When I got engaged, a few women told me "If you want a happy marriage, don't ever deny your husband sex." For real?! That is probably the worst advice you could give to a bride-to-be. Since when is sex something that you give to your husband, rather than something you share? I'm sure that wasn't the intended implication behind this advice, but it's there.

Not every eighteen-year old has a healthy attitude about sex. But I think I did. And it wasn't because I had a lot of experience with guys (I hadn't), or because I read stacks of Cosmopolitan (I didn't), or because my parents were exceptionally open and frank (they weren't).

The Church advises its youth not to date until they're sixteen. Growing up, I thought this was torture. I was very good about following this rule (mostly because my parents said they'd give me $1000 if I didn't kiss anybody until after graduation). BUT MY MOTIVATION IS NOT THE POINT HERE! The point is that I did it. Not only did this keep me from doing stupid stuff that I'd regret later, it helped me realize I was powerful.

There were boys who were attracted to me before I was sixteen. Sometimes I was attracted to them as well. But instead of going off and having a stupid six-week relationship like every other teenage couple, I said no. I said no before a relationship even started, which put me in control. Even though I did it begrudgingly, and even though I cast the blame on "that stupid rule my Church does" (instead of proudly standing up for my beliefs), I still did it.

I didn't recognize it at the time, but that helped me take ownership of my sexuality. What a commanding thing for a young woman to have! In addition, I learned how to be friends with guys. No games. Learning how to relate with the opposite sex requires a lot more from a girl than simply being attractive. As I learned to do that, I started basing my self-worth on my personality, not my body.


To make a long story short: Read the article. Too many women are growing up with too many misgivings about their sexuality. Let's change that, eh?


  1. ha! I dated two-- kind of three guys before I turned sixteen, and I learned my lesson and I hope that when I share these stories that my kids will understand them and take them to heart. I don't want to say I regret going out with them, but I will say that it wasn't a very good choice.
    First of all, dating in middle school is a joke. It's entirely ridiculous joke. A person at that age doesn't understand what dating is about. They can try to understand what it is, but they aren't grown up enough to get the clue. Like me, I was so naive and I had no clue what I got myself into. While the first kid I dated in middle school was a mutual crush, the second was a mistake. I 'went out' with the guy for a week because I felt bad for the kid. I need to learn to say no...
    But I think you'll be proud, Kristi; the third guy I dated 'broke up' with me because I wouldn't kiss him at Homecoming. =P

    Anyway, I wish my parents would have challenged me to not steady date anyone until after high school.
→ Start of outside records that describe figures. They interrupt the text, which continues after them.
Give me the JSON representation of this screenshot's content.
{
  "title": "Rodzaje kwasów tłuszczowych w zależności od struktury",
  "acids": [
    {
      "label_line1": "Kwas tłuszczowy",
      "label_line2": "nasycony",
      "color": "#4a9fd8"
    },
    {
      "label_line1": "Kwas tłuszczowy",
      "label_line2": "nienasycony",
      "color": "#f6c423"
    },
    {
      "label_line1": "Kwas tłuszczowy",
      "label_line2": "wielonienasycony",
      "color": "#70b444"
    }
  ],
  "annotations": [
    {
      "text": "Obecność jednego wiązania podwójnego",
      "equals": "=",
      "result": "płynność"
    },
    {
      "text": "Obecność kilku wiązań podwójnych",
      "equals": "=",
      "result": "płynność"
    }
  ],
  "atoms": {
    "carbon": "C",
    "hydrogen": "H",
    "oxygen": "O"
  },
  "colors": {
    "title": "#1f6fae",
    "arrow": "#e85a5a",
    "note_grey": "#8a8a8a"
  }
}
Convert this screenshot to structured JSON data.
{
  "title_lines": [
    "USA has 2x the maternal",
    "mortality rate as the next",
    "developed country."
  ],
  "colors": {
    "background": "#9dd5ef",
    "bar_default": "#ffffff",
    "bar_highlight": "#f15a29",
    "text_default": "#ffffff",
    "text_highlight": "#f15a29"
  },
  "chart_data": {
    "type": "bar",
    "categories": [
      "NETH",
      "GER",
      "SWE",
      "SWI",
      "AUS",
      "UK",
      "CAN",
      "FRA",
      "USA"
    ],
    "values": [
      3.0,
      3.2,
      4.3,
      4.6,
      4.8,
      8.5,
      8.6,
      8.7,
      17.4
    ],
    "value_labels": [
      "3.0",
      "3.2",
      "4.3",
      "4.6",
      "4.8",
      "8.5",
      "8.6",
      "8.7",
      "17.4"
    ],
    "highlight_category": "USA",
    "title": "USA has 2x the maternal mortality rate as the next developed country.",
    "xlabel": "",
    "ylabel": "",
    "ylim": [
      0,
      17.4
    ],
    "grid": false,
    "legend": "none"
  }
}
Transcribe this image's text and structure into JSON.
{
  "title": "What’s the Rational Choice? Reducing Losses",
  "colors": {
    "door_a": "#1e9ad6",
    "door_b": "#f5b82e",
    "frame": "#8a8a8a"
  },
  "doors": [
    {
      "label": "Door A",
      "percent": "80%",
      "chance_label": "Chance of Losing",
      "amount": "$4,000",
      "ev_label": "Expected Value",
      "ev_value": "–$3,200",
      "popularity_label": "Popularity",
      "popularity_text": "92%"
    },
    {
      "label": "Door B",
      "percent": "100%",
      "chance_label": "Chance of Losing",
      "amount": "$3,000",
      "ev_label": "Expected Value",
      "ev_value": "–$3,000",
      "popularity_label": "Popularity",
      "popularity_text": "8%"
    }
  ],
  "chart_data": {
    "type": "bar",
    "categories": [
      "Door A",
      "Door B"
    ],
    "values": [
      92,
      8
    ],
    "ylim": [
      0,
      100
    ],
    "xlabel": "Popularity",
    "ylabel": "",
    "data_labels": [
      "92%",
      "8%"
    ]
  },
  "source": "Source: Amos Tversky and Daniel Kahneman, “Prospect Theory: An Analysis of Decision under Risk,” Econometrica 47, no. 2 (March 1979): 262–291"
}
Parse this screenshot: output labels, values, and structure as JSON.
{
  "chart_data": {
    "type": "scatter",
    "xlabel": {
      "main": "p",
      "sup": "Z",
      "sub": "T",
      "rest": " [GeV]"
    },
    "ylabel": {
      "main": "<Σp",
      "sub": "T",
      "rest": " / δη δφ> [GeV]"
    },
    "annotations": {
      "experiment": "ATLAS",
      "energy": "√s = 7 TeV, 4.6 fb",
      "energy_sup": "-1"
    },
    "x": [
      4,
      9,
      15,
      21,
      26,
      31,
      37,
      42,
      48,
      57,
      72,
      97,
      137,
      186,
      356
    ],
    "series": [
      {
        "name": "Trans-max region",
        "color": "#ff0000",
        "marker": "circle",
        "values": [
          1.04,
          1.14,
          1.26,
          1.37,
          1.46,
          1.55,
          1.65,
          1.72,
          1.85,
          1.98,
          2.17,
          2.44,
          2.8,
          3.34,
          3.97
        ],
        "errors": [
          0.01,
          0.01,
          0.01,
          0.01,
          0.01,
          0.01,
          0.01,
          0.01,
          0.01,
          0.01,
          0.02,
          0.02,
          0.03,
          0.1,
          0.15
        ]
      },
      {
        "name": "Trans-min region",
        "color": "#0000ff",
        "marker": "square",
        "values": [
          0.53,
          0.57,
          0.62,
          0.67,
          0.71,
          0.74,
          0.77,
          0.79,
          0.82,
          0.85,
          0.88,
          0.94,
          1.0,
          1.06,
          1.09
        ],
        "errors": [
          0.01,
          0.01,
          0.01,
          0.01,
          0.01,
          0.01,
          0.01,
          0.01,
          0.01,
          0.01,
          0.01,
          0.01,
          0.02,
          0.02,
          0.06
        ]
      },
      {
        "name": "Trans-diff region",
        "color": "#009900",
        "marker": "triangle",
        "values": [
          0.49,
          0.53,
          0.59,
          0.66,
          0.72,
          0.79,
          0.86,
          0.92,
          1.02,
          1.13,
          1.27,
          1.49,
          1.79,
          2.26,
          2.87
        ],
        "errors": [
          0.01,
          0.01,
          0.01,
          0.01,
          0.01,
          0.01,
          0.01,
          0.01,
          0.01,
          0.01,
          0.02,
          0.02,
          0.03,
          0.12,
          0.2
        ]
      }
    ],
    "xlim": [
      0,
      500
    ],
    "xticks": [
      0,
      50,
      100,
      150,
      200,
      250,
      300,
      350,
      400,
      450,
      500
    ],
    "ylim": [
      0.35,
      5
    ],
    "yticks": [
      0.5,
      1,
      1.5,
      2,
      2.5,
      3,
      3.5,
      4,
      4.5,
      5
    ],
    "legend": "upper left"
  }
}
It would have saved me a lot of grief, and it would have saved my mom a lot of grief who had to deal with two high school girls dating.

  2. Ok as I'm reading this, I'm watching 'she's too young' on lifetime (it's pathetic but I LOVE lifetime movies). It's about these high school girls and I'm thinking to myself how the h am I going to raise a teenage girl?! Thanks for sharing the article!

  3. So will you do the $1000 challenge with your own children (by then you might have to up the amount °Ü°) I'm thrilled that Kiana has taken it on (for that matter so has Caden, but Connor's not so interested). Joking aside, you make some very compelling arguments.

  4. I'm pretty sure Mama and Papa Kern bought Erika a car because she graduated college without getting married :) ...that's the unofficial story anyway.

    Also, it totally irks me that it always the wife "giving" the husband sex. Ridiculous. Sexist, much?
    Why am I obligated to "give " my husband that? Why isn't it something we "share"? Am I supposed to be "thanking" my husband for lowering himself enough to marry me?

    The whole subject makes me annoyed, and don't even get me started on sex ed...

  5. Thanks for sharing this! (Just an occasional blog stalker who knew your husband in college...creepy much? But I do love reading your blog!)